En cualquier caso, virreinatos de la monarquía católica fueron también los territorios de Nápoles y Sicilia, en la actual Italia. Pero la investigación histórica halló que, mientras en algunos lugares los reinos, virreinatos o condados pudieron mantener sus propias estructuras políticas y económicas, haciendo del virrey o representante del monarca un cargo meramente administrativo, en otros, dichas estructuras se derrumbaron, haciendo que las autoridades nombradas desde la metrópolis ejercieran un poder mucho mayor. Este habría sido el caso de los reinos americanos, como México y el Perú. Ciertamente, el término “colonia” no se empleó antes del siglo XVIII para referirse a ellos. Sin embargo, a partir de entonces fue utilizado por la élite criolla para criticar la cortedad del lazo con el que el poder metropolitano nos tenía sujetos. Por otro lado, esta élite podría argumentar que las Leyes de Indias no fueron el fruto de un consenso o de un pacto suscrito desde ambos lados del Atlántico, sino que se trataba de un texto impuesto desde la península ibérica, y que los reinos americanos carecieron de representantes en las Cortes hasta 1809.
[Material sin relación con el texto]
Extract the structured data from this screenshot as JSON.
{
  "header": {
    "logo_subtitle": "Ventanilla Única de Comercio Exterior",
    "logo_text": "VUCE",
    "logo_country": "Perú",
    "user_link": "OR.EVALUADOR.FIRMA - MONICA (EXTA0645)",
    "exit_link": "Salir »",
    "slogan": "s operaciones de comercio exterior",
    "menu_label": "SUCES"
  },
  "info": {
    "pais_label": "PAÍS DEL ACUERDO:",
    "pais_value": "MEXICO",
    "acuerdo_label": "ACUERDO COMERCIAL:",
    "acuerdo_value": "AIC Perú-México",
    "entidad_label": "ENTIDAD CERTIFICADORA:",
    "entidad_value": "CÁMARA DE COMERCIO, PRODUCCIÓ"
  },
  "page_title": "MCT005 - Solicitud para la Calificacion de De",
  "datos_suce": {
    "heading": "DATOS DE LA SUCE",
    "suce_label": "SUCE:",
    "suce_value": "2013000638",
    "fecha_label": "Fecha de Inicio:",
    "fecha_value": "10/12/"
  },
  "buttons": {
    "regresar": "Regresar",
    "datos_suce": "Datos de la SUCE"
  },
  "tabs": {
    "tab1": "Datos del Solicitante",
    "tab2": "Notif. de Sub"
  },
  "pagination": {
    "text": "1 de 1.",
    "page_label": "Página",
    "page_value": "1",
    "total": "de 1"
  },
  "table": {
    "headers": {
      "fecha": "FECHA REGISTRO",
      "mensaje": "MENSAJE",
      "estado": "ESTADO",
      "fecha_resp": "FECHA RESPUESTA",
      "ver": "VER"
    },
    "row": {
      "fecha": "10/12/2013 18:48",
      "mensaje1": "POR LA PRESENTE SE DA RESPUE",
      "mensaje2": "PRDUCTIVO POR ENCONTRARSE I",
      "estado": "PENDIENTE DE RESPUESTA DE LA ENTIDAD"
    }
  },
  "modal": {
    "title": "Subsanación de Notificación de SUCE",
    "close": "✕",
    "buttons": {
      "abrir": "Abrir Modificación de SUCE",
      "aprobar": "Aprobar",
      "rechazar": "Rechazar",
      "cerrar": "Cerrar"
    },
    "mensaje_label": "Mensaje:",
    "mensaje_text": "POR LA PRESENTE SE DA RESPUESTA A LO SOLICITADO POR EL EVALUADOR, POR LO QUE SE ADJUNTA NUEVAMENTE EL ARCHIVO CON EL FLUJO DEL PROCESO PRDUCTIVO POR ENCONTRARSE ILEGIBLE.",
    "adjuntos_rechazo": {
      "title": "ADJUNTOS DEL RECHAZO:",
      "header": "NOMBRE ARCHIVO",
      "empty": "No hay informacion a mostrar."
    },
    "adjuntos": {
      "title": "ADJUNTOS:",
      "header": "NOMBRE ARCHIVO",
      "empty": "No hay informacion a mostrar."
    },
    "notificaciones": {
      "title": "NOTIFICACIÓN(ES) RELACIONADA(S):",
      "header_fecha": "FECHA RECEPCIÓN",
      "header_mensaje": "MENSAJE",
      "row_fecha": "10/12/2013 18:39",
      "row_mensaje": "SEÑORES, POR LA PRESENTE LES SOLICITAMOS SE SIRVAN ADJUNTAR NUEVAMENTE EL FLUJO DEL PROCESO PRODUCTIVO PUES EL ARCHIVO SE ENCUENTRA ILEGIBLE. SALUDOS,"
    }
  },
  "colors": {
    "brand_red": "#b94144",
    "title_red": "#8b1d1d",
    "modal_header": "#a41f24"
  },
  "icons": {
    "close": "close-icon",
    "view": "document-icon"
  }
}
Si en el plano jurídico puede haber dificultad para calificar como ‘relación colonial’ a la que hubo entre Madrid y los virreinatos americanos, en el terreno económico y social el panorama luce más claro: a la población americana, y sobre todo a su clase indígena, se le impusieron cargas y limitaciones que no se le impusieron a la población originaria del centro imperial, ya sea que habitasen en la península ibérica o en los territorios de ultramar. El trabajo forzado en las minas u obrajes, la proporción de esclavos en las actividades productivas, las barreras para desarrollar actividades productivas que compitiesen con las del territorio central o el impedimento para comerciar con países distintos a los que conformaban el imperio o la monarquía compuesta (así como las trabas para el comercio entre las regiones periféricas) nos indican que, en América, los reinos tenían menos derechos o un tratamiento distinto al de sus pares europeos. Lo que justificaría considerarlos, o que sus habitantes se considerasen así mismos, como colonias.
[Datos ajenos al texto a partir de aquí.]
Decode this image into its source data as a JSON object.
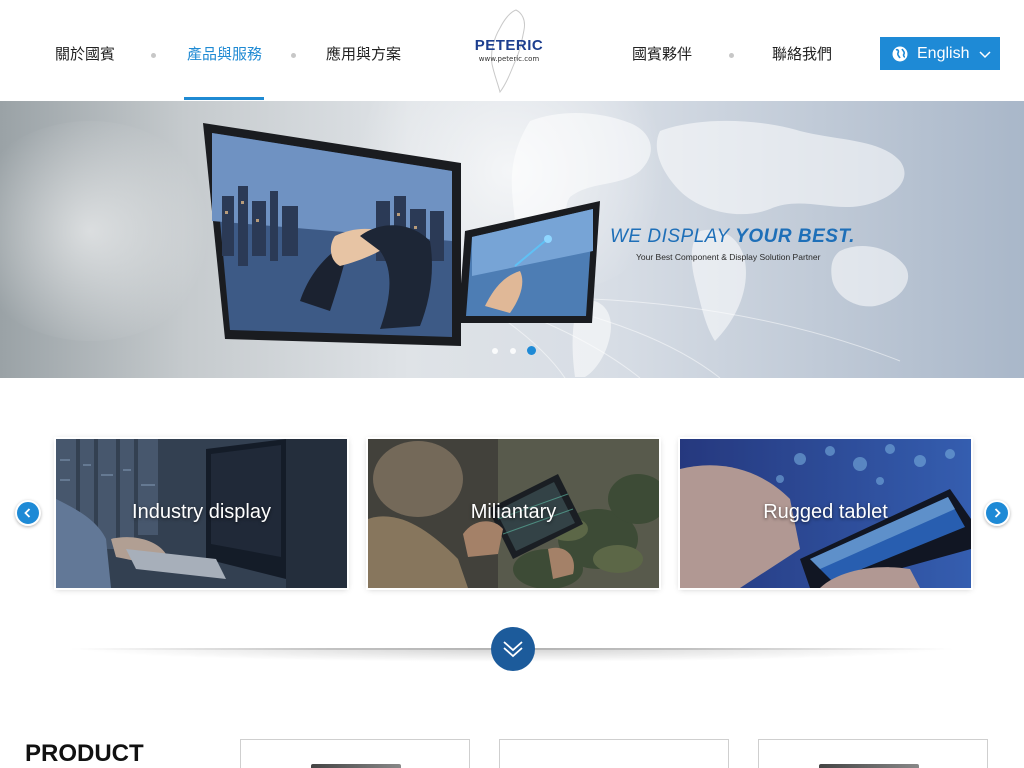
{
  "nav": {
    "items": [
      {
        "label": "關於國賓"
      },
      {
        "label": "產品與服務"
      },
      {
        "label": "應用與方案"
      },
      {
        "label": "國賓夥伴"
      },
      {
        "label": "聯絡我們"
      }
    ],
    "active_index": 1
  },
  "logo": {
    "name": "PETERIC",
    "url": "www.peteric.com"
  },
  "language": {
    "label": "English",
    "icon": "globe-icon"
  },
  "hero": {
    "title_light": "WE DISPLAY ",
    "title_bold": "YOUR BEST.",
    "subtitle": "Your Best Component & Display Solution Partner",
    "slide_count": 3,
    "active_slide": 3
  },
  "categories": [
    {
      "label": "Industry display"
    },
    {
      "label": "Miliantary"
    },
    {
      "label": "Rugged tablet"
    }
  ],
  "product": {
    "title": "PRODUCT"
  },
  "colors": {
    "accent": "#1e8ad6",
    "logo": "#1d3f8f",
    "scroll_button": "#1c5b9b"
  }
}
El debate sobre si fuimos reinos o colonias ha tenido sus correlatos. Porque quienes sostuvieron el argumento de los reinos han tendido a considerar, como el historiador ecuatoriano Jaime Rodríguez, que la Independencia fue un error, por lo menos en el momento en el que ocurrió, ya que trajo más costos que ventajas a la población supuestamente beneficiada con la ruptura del pacto imperial. En este antiguo país de los incas, los historiadores hemos esquivado este debate sosteniendo que la Independencia fue un desafío, que quizás no llegó en el momento más adecuado, pero que, como elegantemente señaló , nos trajo la promesa de la vida republicana que, en el campo de la política, parecía superior a la monarquía.